Over-the-counter cough & cold medicines
These products are not only useless, but quite dangerous for children. (See our page on cough & cold medicines for more information.)

Many people swear by Echinacea when it comes to beating colds and staying healthy. Yet in large studies of actual humans, it’s been shown to be no better than a placebo. Scientists continue to study it because in the lab it appears to reduce inflammation. Yet improving immunity in humans in the real world is far more complicated than doing it in a Petri dish, and so far Echinacea has shown little verifiable real-world success. (Szabo, 2-16-2011)

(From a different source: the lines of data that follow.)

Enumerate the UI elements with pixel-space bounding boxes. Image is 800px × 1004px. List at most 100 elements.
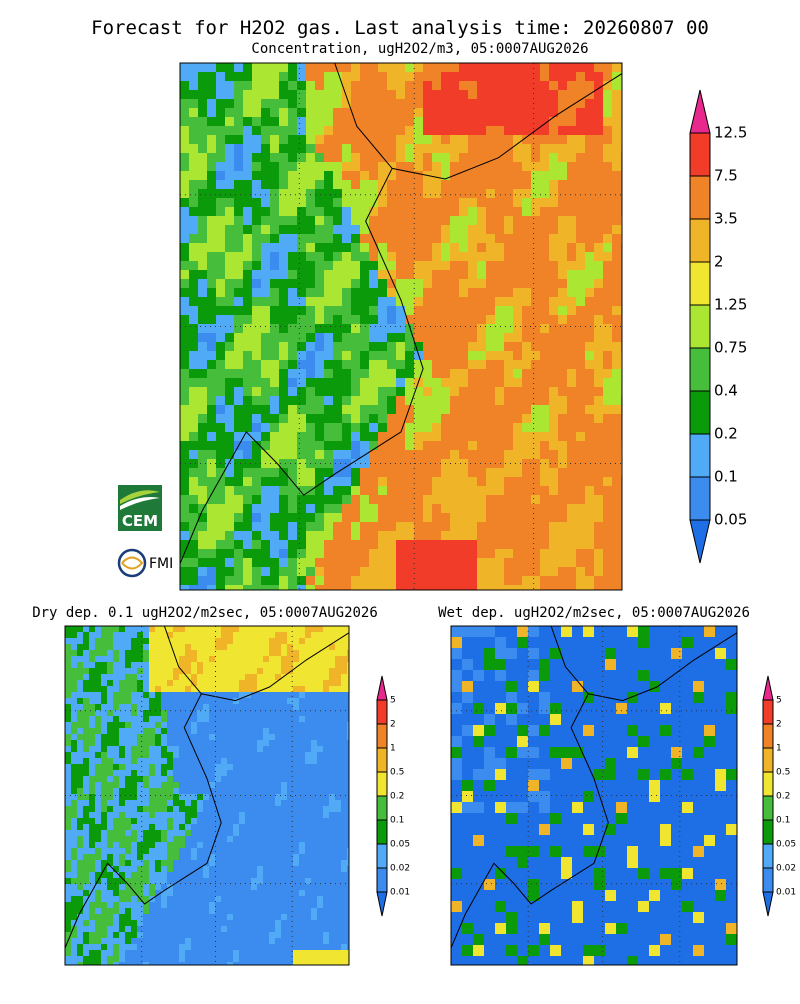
map-cell <box>585 549 594 558</box>
map-cell <box>113 698 119 704</box>
map-cell <box>441 450 450 459</box>
map-cell <box>189 216 198 225</box>
map-cell <box>558 369 567 378</box>
map-cell <box>125 812 131 818</box>
map-cell <box>216 153 225 162</box>
map-cell <box>522 108 531 117</box>
map-cell <box>233 632 239 638</box>
map-cell <box>263 752 269 758</box>
map-cell <box>432 108 441 117</box>
map-cell <box>270 513 279 522</box>
map-cell <box>329 800 335 806</box>
map-cell <box>432 423 441 432</box>
map-cell <box>239 776 245 782</box>
map-cell <box>252 180 261 189</box>
map-cell <box>329 716 335 722</box>
map-cell <box>245 644 251 650</box>
map-cell <box>107 836 113 842</box>
map-cell <box>251 746 257 752</box>
map-cell <box>612 396 621 405</box>
map-cell <box>317 788 323 794</box>
map-cell <box>378 486 387 495</box>
map-cell <box>594 315 603 324</box>
map-cell <box>414 225 423 234</box>
map-cell <box>95 788 101 794</box>
map-cell <box>522 279 531 288</box>
map-cell <box>185 812 191 818</box>
map-cell <box>275 866 281 872</box>
map-cell <box>95 746 101 752</box>
map-cell <box>209 776 215 782</box>
map-cell <box>239 830 245 836</box>
map-cell <box>540 585 549 590</box>
map-cell <box>173 728 179 734</box>
map-cell <box>540 495 549 504</box>
map-cell <box>315 549 324 558</box>
map-cell <box>225 63 234 72</box>
map-cell <box>288 351 297 360</box>
map-cell <box>576 81 585 90</box>
map-cell <box>77 674 83 680</box>
map-cell <box>323 854 329 860</box>
map-cell <box>323 650 329 656</box>
map-cell <box>504 414 513 423</box>
map-cell <box>275 632 281 638</box>
map-cell <box>323 668 329 674</box>
map-cell <box>252 279 261 288</box>
map-cell <box>351 189 360 198</box>
map-cell <box>107 740 113 746</box>
map-cell <box>396 549 405 558</box>
map-cell <box>125 770 131 776</box>
map-cell <box>77 818 83 824</box>
map-cell <box>65 794 71 800</box>
map-cell <box>396 90 405 99</box>
map-cell <box>233 746 239 752</box>
map-cell <box>275 770 281 776</box>
map-cell <box>513 207 522 216</box>
map-cell <box>269 860 275 866</box>
map-cell <box>275 716 281 722</box>
map-cell <box>191 842 197 848</box>
map-cell <box>143 800 149 806</box>
map-cell <box>323 728 329 734</box>
map-cell <box>594 495 603 504</box>
map-cell <box>612 477 621 486</box>
map-cell <box>257 830 263 836</box>
map-cell <box>369 99 378 108</box>
map-cell <box>180 369 189 378</box>
map-cell <box>269 626 275 632</box>
map-cell <box>216 180 225 189</box>
map-cell <box>189 513 198 522</box>
map-cell <box>306 504 315 513</box>
map-cell <box>504 189 513 198</box>
map-cell <box>77 794 83 800</box>
map-cell <box>405 450 414 459</box>
map-cell <box>378 171 387 180</box>
map-cell <box>567 531 576 540</box>
map-cell <box>275 764 281 770</box>
map-cell <box>558 387 567 396</box>
map-cell <box>243 207 252 216</box>
map-cell <box>576 180 585 189</box>
map-cell <box>155 704 161 710</box>
map-cell <box>612 522 621 531</box>
map-cell <box>281 764 287 770</box>
map-cell <box>180 495 189 504</box>
map-cell <box>239 818 245 824</box>
map-cell <box>329 782 335 788</box>
map-cell <box>101 764 107 770</box>
map-cell <box>540 288 549 297</box>
map-cell <box>549 360 558 369</box>
map-cell <box>207 108 216 117</box>
map-cell <box>297 297 306 306</box>
map-cell <box>576 315 585 324</box>
map-cell <box>149 782 155 788</box>
map-cell <box>378 135 387 144</box>
map-cell <box>396 558 405 567</box>
map-cell <box>369 297 378 306</box>
map-cell <box>396 522 405 531</box>
map-cell <box>225 171 234 180</box>
map-cell <box>89 866 95 872</box>
map-cell <box>432 270 441 279</box>
map-cell <box>293 866 299 872</box>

Zinc is the all-natural remedy that so far has shown the most promise. Studies have found that zinc lozenges or syrup started within 24 hours after the first emergence of symptoms may reduce the duration of colds by one day. However, there’s debate among scientists about whether this is really due to zinc or just a fanciful placebo effect.

“One of the big challenges with (zinc) research is making a placebo that people actually believe in,” says pediatrician Rachel Vreeman. “The bad taste of zinc, and the fact that it often makes people feel nauseous, are common, and tend to make it clear who is getting the zinc and who is getting the placebo.” (Szabo, 2-10-2011)

Herbal teas
There’s little evidence that herbal teas have active ingredients that will actually help you fight a cold. However, sipping a hot beverage such as tea can help alleviate many cold symptoms, so in that regard, it certainly won’t hurt. The process of making and sipping the tea can also have a psychological benefit that leads to you getting over a cold a little sooner.

Why people think that cold treatments work

If so many of these remedies do so little to work, how come so many people continue to use them? First of all there’s the placebo effect. Taking a medicine – any medicine, even a sugar pill – makes people feel they are being proactive and can actually cause their brain to kick up its defenses in fighting the infection, possibly leading to very real improvement. But this improvement has nothing to do with the medicine; it’s all about the power of their mind.

The second has everything to do with timing. Since colds build to a peak of symptoms (at which point people usually seek medicine), and go away on their own in about a week, improving a little each day, it’s easy for people to attribute their improvement to medicine when it was really just the passage of time that made them better.